The time soon rolled around to 6:30pm and we were ready for our boat ride. It turned out the boat was just around the corner (literally 150 metres away). The captain hopped on the redundant tuktuk with us. When we arrived he helped us aboard. With a few final checks of his vessel we set off. It was pitch black by this point and as we sailed along the waters, the captain (I guess that’s what you’d call him) shone his torch along the surface to reveal twinkling lights dancing around. We never found out what they were but if I had to guess I’d either say they were the fireflies or fish jumping out of the water to catch the flies, but of course this is conjecture. We were out for ages before the captain got us close to the trees. There, we saw small clusters of fireflies shinning away, resembling fairy lights on a Christmas tree. It was slightly impressive, but I would have preferred to see all the trees alive with light, at least enough to make the trip worth the money we paid ($5 each).

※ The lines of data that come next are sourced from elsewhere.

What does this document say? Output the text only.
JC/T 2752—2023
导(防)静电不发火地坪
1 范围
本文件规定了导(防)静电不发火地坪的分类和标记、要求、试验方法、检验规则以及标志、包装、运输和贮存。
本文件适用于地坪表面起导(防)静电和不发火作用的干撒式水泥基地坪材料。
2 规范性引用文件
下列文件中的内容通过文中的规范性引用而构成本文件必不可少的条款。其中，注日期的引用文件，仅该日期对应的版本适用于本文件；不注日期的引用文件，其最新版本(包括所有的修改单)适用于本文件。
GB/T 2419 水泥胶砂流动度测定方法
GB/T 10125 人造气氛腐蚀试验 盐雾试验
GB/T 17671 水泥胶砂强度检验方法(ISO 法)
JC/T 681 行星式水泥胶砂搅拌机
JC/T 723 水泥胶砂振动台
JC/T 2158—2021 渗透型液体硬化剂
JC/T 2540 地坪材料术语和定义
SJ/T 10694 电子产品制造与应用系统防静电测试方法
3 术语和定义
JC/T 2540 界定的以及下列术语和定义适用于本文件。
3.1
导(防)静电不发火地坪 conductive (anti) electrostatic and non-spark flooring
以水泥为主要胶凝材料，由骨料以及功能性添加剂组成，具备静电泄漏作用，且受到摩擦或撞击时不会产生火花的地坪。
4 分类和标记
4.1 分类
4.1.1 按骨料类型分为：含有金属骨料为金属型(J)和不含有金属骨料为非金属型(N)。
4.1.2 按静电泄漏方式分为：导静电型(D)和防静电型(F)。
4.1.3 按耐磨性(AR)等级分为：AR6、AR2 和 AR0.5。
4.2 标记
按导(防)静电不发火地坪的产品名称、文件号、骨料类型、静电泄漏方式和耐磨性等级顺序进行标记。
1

They must hold a place in Owl City’s heart though. The guy wrote a song about them after all, however, we only saw about 300 at most, not the 10,000,000 that he goes on about. 10,000,000 would have made the trip worth it for sure. In the end I was more amazed/ distracted by the beauty of the night’s sky. Due to us having no light pollution we were able to see more stars than usual, when it came to being at certain trees (with the stars in the background, it was difficult to differentiate the flies from the stars. It would have made for a beautiful picture, but unlike our eyes, our cameras were unable to pick up on the beauty. I felt as though the captain kept us out for too long, Sarah was the only one who was wowed by the trip, but in my opinion each stop we made was similar to the last, with each group of trees only containing 30 – 50 flies. After an hour of so we returned to town, where we stopped in a restaurant called The Rusty Keyhole (am I alone in thinking the name sounds rude?). I had a cup of PG tips, two baked potatoes with beans, and a fruit salad for dessert. All of it was lovely and the drink and main was yet another slice of home for me. We also booked a hotel for the following evening in preparation for our arrival in Siem Reap, we then settled the bill and returned to our hotel. I finished the day by punching out another day of my blog, watching HBO, and having Jamie set the alarm clock for 6am. I guess we could right off any hope of a lye in then!